Côté méthode, les deux experts suggèrent d'intégrer des MOOC au cursus (cours en ligne ouverts à tous) et de diminuer la part de cours magistraux. Avec ce modèle de classe inversée, les étudiants arriveraient en amphi pour échanger avec les professeurs sur ce qu'ils ont déjà appris chez eux.
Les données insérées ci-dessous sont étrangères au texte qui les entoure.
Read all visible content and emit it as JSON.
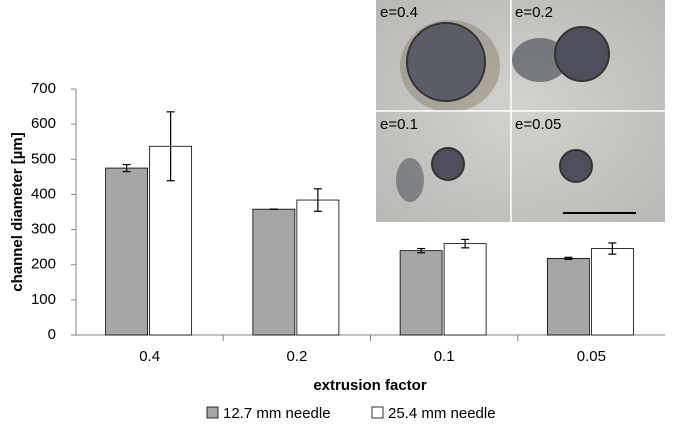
{
  "chart_data": {
    "type": "bar",
    "x_label": "extrusion factor",
    "y_label": "channel diameter [µm]",
    "categories": [
      "0.4",
      "0.2",
      "0.1",
      "0.05"
    ],
    "series": [
      {
        "name": "12.7 mm needle",
        "color": "#a6a6a6",
        "values": [
          475,
          358,
          240,
          218
        ],
        "errors": [
          10,
          0,
          6,
          3
        ]
      },
      {
        "name": "25.4 mm needle",
        "color": "#ffffff",
        "values": [
          537,
          384,
          260,
          246
        ],
        "errors": [
          98,
          32,
          12,
          16
        ]
      }
    ],
    "ylim": [
      0,
      700
    ],
    "yticks": [
      0,
      100,
      200,
      300,
      400,
      500,
      600,
      700
    ],
    "inset_labels": [
      "e=0.4",
      "e=0.2",
      "e=0.1",
      "e=0.05"
    ]
  }
}
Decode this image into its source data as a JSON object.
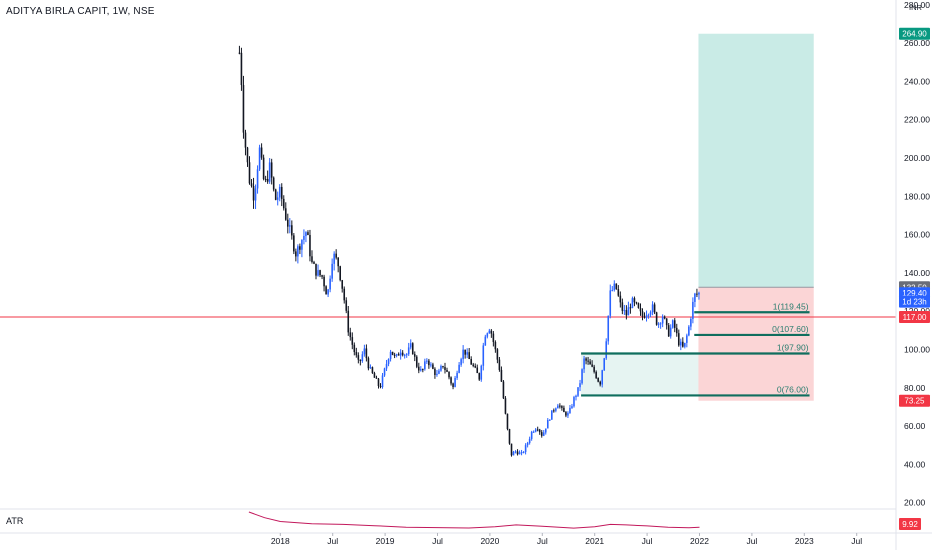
{
  "header": {
    "symbol_title": "ADITYA BIRLA CAPIT, 1W, NSE"
  },
  "colors": {
    "up": "#2962ff",
    "down": "#131722",
    "axis_text": "#131722",
    "separator": "#e0e3eb",
    "support_line": "#0f6e5e",
    "hline": "#f23645",
    "target_zone": "#c9ebe6",
    "stop_zone": "#fbd5d6",
    "lower_zone": "#e6f4f2",
    "atr_line": "#c2185b",
    "tag_green": "#089981",
    "tag_gray": "#6a6d78",
    "tag_blue": "#2962ff",
    "tag_red": "#f23645"
  },
  "chart_data": {
    "type": "candlestick",
    "title": "ADITYA BIRLA CAPIT, 1W, NSE",
    "y_axis": {
      "unit_label": "INR",
      "ticks": [
        "280.00",
        "260.00",
        "240.00",
        "220.00",
        "200.00",
        "180.00",
        "160.00",
        "140.00",
        "120.00",
        "100.00",
        "80.00",
        "60.00",
        "40.00",
        "20.00"
      ],
      "ylim": [
        18,
        282
      ]
    },
    "x_axis": {
      "ticks": [
        {
          "label": "2018",
          "t": 2018.0
        },
        {
          "label": "Jul",
          "t": 2018.5
        },
        {
          "label": "2019",
          "t": 2019.0
        },
        {
          "label": "Jul",
          "t": 2019.5
        },
        {
          "label": "2020",
          "t": 2020.0
        },
        {
          "label": "Jul",
          "t": 2020.5
        },
        {
          "label": "2021",
          "t": 2021.0
        },
        {
          "label": "Jul",
          "t": 2021.5
        },
        {
          "label": "2022",
          "t": 2022.0
        },
        {
          "label": "Jul",
          "t": 2022.5
        },
        {
          "label": "2023",
          "t": 2023.0
        },
        {
          "label": "Jul",
          "t": 2023.5
        }
      ],
      "xlim": [
        2017.7,
        2023.95
      ]
    },
    "price_path": [
      [
        2017.61,
        255
      ],
      [
        2017.63,
        240
      ],
      [
        2017.65,
        215
      ],
      [
        2017.7,
        190
      ],
      [
        2017.75,
        180
      ],
      [
        2017.8,
        205
      ],
      [
        2017.85,
        185
      ],
      [
        2017.9,
        195
      ],
      [
        2017.95,
        178
      ],
      [
        2018.0,
        182
      ],
      [
        2018.05,
        170
      ],
      [
        2018.1,
        160
      ],
      [
        2018.15,
        150
      ],
      [
        2018.2,
        157
      ],
      [
        2018.25,
        162
      ],
      [
        2018.3,
        145
      ],
      [
        2018.35,
        140
      ],
      [
        2018.4,
        138
      ],
      [
        2018.45,
        128
      ],
      [
        2018.5,
        150
      ],
      [
        2018.55,
        145
      ],
      [
        2018.6,
        130
      ],
      [
        2018.65,
        110
      ],
      [
        2018.7,
        100
      ],
      [
        2018.75,
        92
      ],
      [
        2018.8,
        100
      ],
      [
        2018.85,
        90
      ],
      [
        2018.9,
        85
      ],
      [
        2018.95,
        80
      ],
      [
        2019.0,
        90
      ],
      [
        2019.05,
        100
      ],
      [
        2019.1,
        95
      ],
      [
        2019.15,
        100
      ],
      [
        2019.2,
        97
      ],
      [
        2019.25,
        102
      ],
      [
        2019.3,
        92
      ],
      [
        2019.35,
        88
      ],
      [
        2019.4,
        95
      ],
      [
        2019.45,
        90
      ],
      [
        2019.5,
        86
      ],
      [
        2019.55,
        92
      ],
      [
        2019.6,
        87
      ],
      [
        2019.65,
        80
      ],
      [
        2019.7,
        93
      ],
      [
        2019.75,
        100
      ],
      [
        2019.8,
        95
      ],
      [
        2019.85,
        90
      ],
      [
        2019.9,
        85
      ],
      [
        2019.95,
        108
      ],
      [
        2020.0,
        112
      ],
      [
        2020.05,
        100
      ],
      [
        2020.1,
        88
      ],
      [
        2020.15,
        65
      ],
      [
        2020.2,
        45
      ],
      [
        2020.25,
        47
      ],
      [
        2020.3,
        45
      ],
      [
        2020.35,
        50
      ],
      [
        2020.4,
        57
      ],
      [
        2020.45,
        60
      ],
      [
        2020.5,
        55
      ],
      [
        2020.55,
        62
      ],
      [
        2020.6,
        68
      ],
      [
        2020.65,
        72
      ],
      [
        2020.7,
        67
      ],
      [
        2020.75,
        66
      ],
      [
        2020.8,
        74
      ],
      [
        2020.85,
        80
      ],
      [
        2020.9,
        95
      ],
      [
        2020.95,
        92
      ],
      [
        2021.0,
        88
      ],
      [
        2021.05,
        82
      ],
      [
        2021.1,
        100
      ],
      [
        2021.15,
        130
      ],
      [
        2021.2,
        133
      ],
      [
        2021.25,
        122
      ],
      [
        2021.3,
        118
      ],
      [
        2021.35,
        125
      ],
      [
        2021.4,
        122
      ],
      [
        2021.45,
        117
      ],
      [
        2021.5,
        120
      ],
      [
        2021.55,
        122
      ],
      [
        2021.6,
        113
      ],
      [
        2021.65,
        118
      ],
      [
        2021.7,
        108
      ],
      [
        2021.75,
        114
      ],
      [
        2021.8,
        104
      ],
      [
        2021.85,
        100
      ],
      [
        2021.9,
        112
      ],
      [
        2021.95,
        128
      ],
      [
        2022.0,
        129.4
      ]
    ],
    "last_price": 129.4,
    "hline": {
      "value": 117.0,
      "label": "117.00"
    },
    "fib_levels": [
      {
        "label": "1(119.45)",
        "value": 119.45,
        "t_start": 2021.95,
        "t_end": 2023.05
      },
      {
        "label": "0(107.60)",
        "value": 107.6,
        "t_start": 2021.95,
        "t_end": 2023.05
      },
      {
        "label": "1(97.90)",
        "value": 97.9,
        "t_start": 2020.87,
        "t_end": 2023.05
      },
      {
        "label": "0(76.00)",
        "value": 76.0,
        "t_start": 2020.87,
        "t_end": 2023.05
      }
    ],
    "position_box": {
      "t_start": 2021.99,
      "t_end": 2023.09,
      "entry": 132.5,
      "target": 264.9,
      "stop": 73.25
    },
    "lower_zone": {
      "t_start": 2020.87,
      "t_end": 2023.05,
      "low": 76.0,
      "high": 97.9
    },
    "price_tags": [
      {
        "label": "264.90",
        "value": 264.9,
        "kind": "green"
      },
      {
        "label": "132.50",
        "value": 132.5,
        "kind": "gray"
      },
      {
        "label": "129.40",
        "value": 129.4,
        "kind": "blue"
      },
      {
        "label": "1d 23h",
        "value": 125.0,
        "kind": "blue"
      },
      {
        "label": "117.00",
        "value": 117.0,
        "kind": "red"
      },
      {
        "label": "73.25",
        "value": 73.25,
        "kind": "red"
      }
    ],
    "atr": {
      "label": "ATR",
      "value_label": "9.92",
      "path": [
        [
          2017.7,
          1.0
        ],
        [
          2017.85,
          0.7
        ],
        [
          2018.0,
          0.5
        ],
        [
          2018.3,
          0.38
        ],
        [
          2018.6,
          0.35
        ],
        [
          2018.9,
          0.28
        ],
        [
          2019.2,
          0.2
        ],
        [
          2019.5,
          0.18
        ],
        [
          2019.8,
          0.16
        ],
        [
          2020.05,
          0.22
        ],
        [
          2020.25,
          0.32
        ],
        [
          2020.5,
          0.25
        ],
        [
          2020.8,
          0.15
        ],
        [
          2021.0,
          0.22
        ],
        [
          2021.15,
          0.35
        ],
        [
          2021.3,
          0.32
        ],
        [
          2021.5,
          0.27
        ],
        [
          2021.7,
          0.2
        ],
        [
          2021.9,
          0.17
        ],
        [
          2022.0,
          0.2
        ]
      ]
    }
  }
}
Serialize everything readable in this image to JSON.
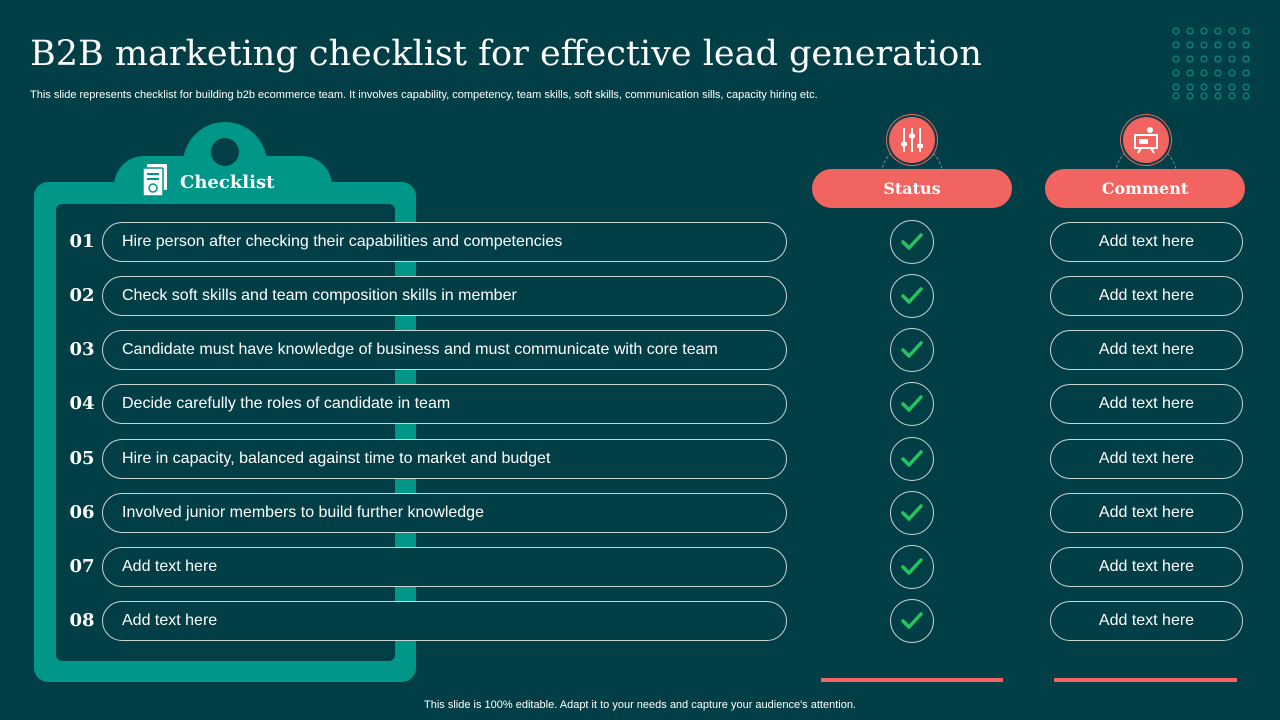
{
  "title": "B2B marketing checklist for effective lead generation",
  "subtitle": "This slide represents checklist for building b2b ecommerce team. It involves capability, competency, team skills, soft skills, communication sills, capacity hiring etc.",
  "checklist": {
    "label": "Checklist",
    "icon": "checklist-icon"
  },
  "columns": {
    "status": {
      "label": "Status",
      "icon": "tools-icon"
    },
    "comment": {
      "label": "Comment",
      "icon": "presentation-icon"
    }
  },
  "rows": [
    {
      "num": "01",
      "text": "Hire person after checking their capabilities and competencies",
      "status": "checked",
      "comment": "Add text here"
    },
    {
      "num": "02",
      "text": "Check soft skills and team composition skills in member",
      "status": "checked",
      "comment": "Add text here"
    },
    {
      "num": "03",
      "text": "Candidate must have knowledge of business and must communicate with core team",
      "status": "checked",
      "comment": "Add text here"
    },
    {
      "num": "04",
      "text": "Decide carefully  the roles of candidate in team",
      "status": "checked",
      "comment": "Add text here"
    },
    {
      "num": "05",
      "text": "Hire in capacity, balanced against time to market and budget",
      "status": "checked",
      "comment": "Add text here"
    },
    {
      "num": "06",
      "text": "Involved  junior members to build further  knowledge",
      "status": "checked",
      "comment": "Add text here"
    },
    {
      "num": "07",
      "text": "Add text here",
      "status": "checked",
      "comment": "Add text here"
    },
    {
      "num": "08",
      "text": "Add text here",
      "status": "checked",
      "comment": "Add text here"
    }
  ],
  "footer": "This slide is 100% editable. Adapt it to your needs and capture your audience's attention.",
  "colors": {
    "background": "#023e46",
    "teal": "#009688",
    "accent": "#f2645f",
    "check": "#22c55e"
  }
}
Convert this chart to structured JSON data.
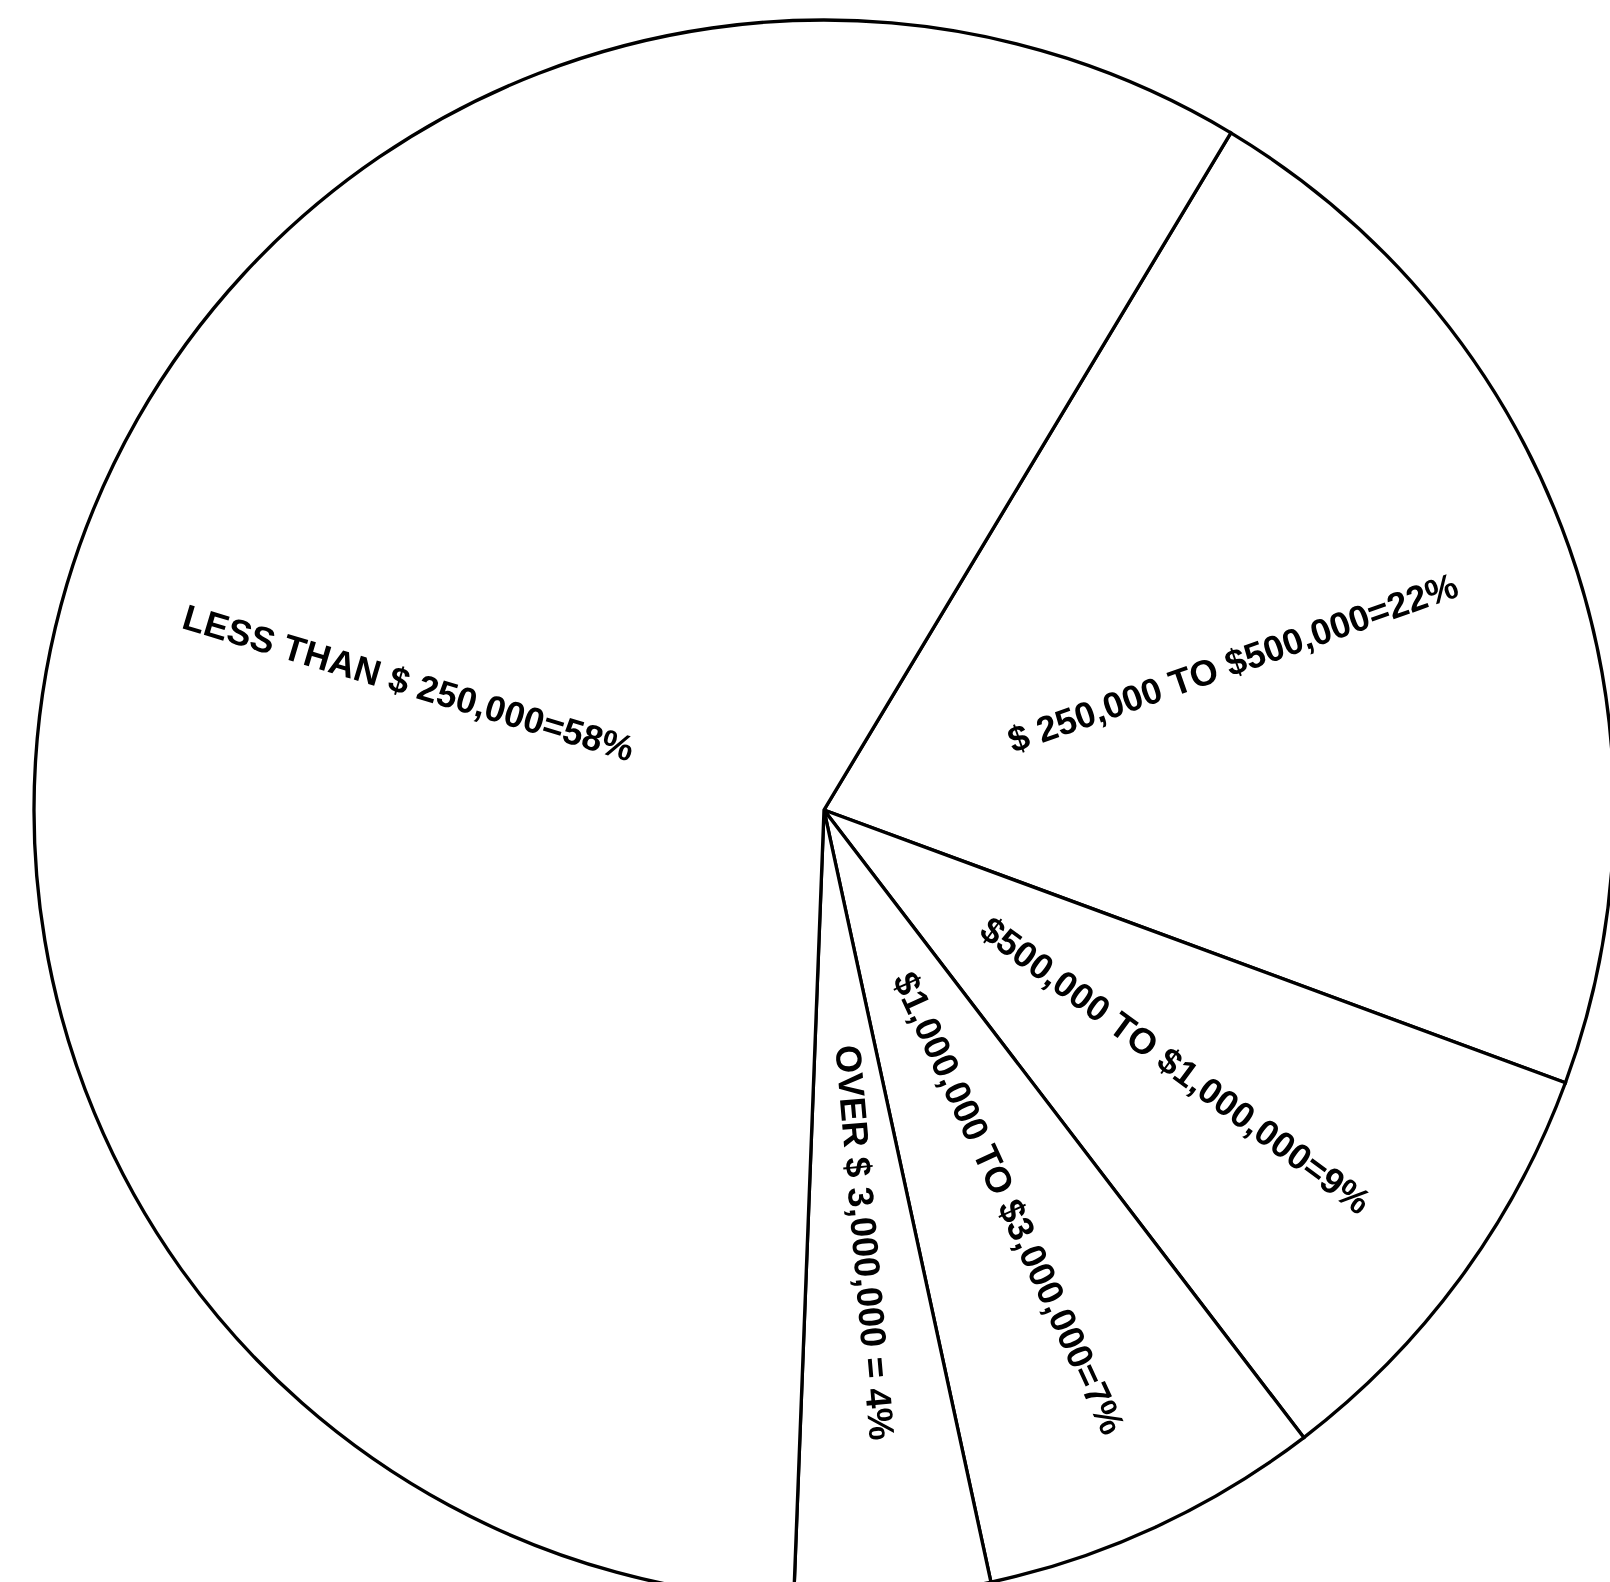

L'acquisition des compétences cliniques au cours du second cycle se ferait au fil de l'eau, autour de plusieurs référentiels. Les évaluations en stage seraient systématiques. Pour mieux accompagner les enseignants et carabins, un portfolio serait requis pour suivre les choix de parcours de l'étudiant (double cursus par exemple) ainsi que les connaissances et compétences assimilées. La mission prévoit en parallèle des autoévaluations pour mieux orienter les élèves dans leur projet professionnel. La dernière année du second cycle serait consacrée à « des mises en situation pour asseoir son ou ses choix de spécialités », précise le président de la conférence des doyens.
Le « matching » à la place des ECN ?
C'est la plus grande nouveauté à l'étude et qui sera surtout la plus discutée : la suppression des ECN actuelles au profit d'un nouveau système de « matching » entre les étudiants et les postes d'internes. Ce schéma permettrait de mettre en rapport les profils personnalisés des carabins avec les postes proposés, précise Quentin Hennion-Imbault. Le score associé serait fondé sur plusieurs critères : connaissances, compétences mais aussi parcours personnel de l'étudiant (engagement humanitaire, initiatives, double cursus, vie associative, etc.). Il permettrait de vérifier si le profil de l'étudiant peut ainsi « coller » avec un groupe de spécialité de l'internat ou un poste dans une spécialité.
Rien n'est gravé dans le marbre. Les deux experts doivent rendre leur copie sur le second cycle courant décembre.